Leucine hasn’t been proven on blood sugar in humans yet, but boosting your intake is easy. Body builders have used leucine supplements safely for many years. You’ll also find plenty of leucine in eggs, chicken, tuna, cod and game, such as elk.

Our 3rd secret has already been shown to support heart health. But new research suggests it may promote better bone and muscle health, too.

I’m referring to resveratrol. Found in red wine, most scientists believe resveratrol is behind “the French Paradox.” That is, the fact that the French have relatively low rates of heart trouble, in spite of high-risk habits.

Researchers recently fed resveratrol to a group of animals in a simulated low-gravity situation. Normally, this would result in bone and muscle loss due to lack of exercise. But these animals didn’t lose muscle or bone.4

For humans, this may mean that resveratrol could support healthier levels of bone and muscle when someone is sick or injured and can’t get a normal amount of exercise. And less wasting would mean a faster, easier recovery.

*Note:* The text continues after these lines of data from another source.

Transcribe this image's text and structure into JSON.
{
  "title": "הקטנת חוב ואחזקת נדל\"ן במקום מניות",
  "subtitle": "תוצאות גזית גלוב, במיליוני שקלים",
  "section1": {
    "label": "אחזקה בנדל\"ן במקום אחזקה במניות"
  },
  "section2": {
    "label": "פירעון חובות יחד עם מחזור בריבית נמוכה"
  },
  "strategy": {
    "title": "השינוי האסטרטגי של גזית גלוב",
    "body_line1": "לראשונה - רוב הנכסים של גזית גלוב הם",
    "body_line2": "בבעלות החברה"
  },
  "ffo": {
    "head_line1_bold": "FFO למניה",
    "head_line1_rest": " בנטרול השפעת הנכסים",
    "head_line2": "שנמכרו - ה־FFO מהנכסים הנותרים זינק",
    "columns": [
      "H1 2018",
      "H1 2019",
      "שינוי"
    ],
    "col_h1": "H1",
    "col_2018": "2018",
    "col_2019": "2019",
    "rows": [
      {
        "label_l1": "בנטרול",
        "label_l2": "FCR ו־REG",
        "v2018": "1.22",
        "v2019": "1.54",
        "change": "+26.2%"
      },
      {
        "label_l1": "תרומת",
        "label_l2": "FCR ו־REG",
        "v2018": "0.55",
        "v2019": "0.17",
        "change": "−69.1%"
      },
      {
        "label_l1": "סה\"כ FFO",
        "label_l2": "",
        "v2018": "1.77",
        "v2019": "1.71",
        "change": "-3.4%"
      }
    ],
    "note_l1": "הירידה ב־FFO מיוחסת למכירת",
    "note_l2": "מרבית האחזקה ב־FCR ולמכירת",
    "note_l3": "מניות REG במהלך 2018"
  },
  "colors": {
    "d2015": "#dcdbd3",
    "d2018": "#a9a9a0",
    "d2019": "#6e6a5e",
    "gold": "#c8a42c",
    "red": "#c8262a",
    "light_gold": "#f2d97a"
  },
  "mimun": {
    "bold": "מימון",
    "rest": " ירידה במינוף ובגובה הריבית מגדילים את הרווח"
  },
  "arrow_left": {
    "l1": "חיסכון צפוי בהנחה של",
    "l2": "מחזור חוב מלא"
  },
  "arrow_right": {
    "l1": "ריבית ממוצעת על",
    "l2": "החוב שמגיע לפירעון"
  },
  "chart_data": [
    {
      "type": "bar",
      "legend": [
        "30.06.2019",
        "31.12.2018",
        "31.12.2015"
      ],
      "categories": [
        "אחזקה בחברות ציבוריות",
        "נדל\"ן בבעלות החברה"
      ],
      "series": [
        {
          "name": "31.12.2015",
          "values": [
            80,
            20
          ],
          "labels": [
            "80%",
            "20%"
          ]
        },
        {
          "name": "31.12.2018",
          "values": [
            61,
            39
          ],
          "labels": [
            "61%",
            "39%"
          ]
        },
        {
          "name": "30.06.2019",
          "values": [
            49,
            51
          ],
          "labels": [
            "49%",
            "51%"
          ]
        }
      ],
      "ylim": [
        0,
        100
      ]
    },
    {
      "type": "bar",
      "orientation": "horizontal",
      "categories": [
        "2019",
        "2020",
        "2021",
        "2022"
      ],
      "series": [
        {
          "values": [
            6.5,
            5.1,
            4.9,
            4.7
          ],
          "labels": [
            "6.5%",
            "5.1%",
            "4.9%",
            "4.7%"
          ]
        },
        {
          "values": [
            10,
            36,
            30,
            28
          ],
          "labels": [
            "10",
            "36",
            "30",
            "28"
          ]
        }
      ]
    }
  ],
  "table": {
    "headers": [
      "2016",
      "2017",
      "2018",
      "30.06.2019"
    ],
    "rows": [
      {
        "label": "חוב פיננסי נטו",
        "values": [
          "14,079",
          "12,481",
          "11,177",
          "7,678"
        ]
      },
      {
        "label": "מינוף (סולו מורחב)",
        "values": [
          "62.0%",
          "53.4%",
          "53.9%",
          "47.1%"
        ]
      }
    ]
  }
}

Again, these findings haven’t been confirmed in human studies yet. But with resveratrol’s proven health benefits, I don’t see a downside. It’s inexpensive, safe and could help boost muscle and bone health when you need it most.

This study used amounts you can’t get from a glass or two of red wine… so taking a resveratrol supplement is probably your best bet.

Stay Healthy,

Best Life Herbals Wellness Team
Best Life Herbals


1 Rudel, R.A., et al. “Food Packaging and Bisphenol A and Bis(2-Ethyhexyl) Phthalate Exposure: Findings from a Dietary Intervention,” Environ Health Perspect. March 30, 2011;119:914-920.

2 Fiore, K., “Bisphenol A Mimics Estrogen, Phthalates Target Testosterone,” MedPage Today. February 05, 2009.

3 Macotela, Y., et al, “Dietary Leucine – An Environmental Modifier of Insulin Resistance Acting on Multiple Levels of Metabolism,” PLoS ONE. June 22, 2011;6(6):e21187.

4 Momken, I., et al, “Resveratrol prevents the wasting disorders of mechanical unloading by acting as a physical exercise mimetic in the rat,” FASEB Journal. June 29, 2011; doi: 10.1096/fj.10-177295. [Published online before print].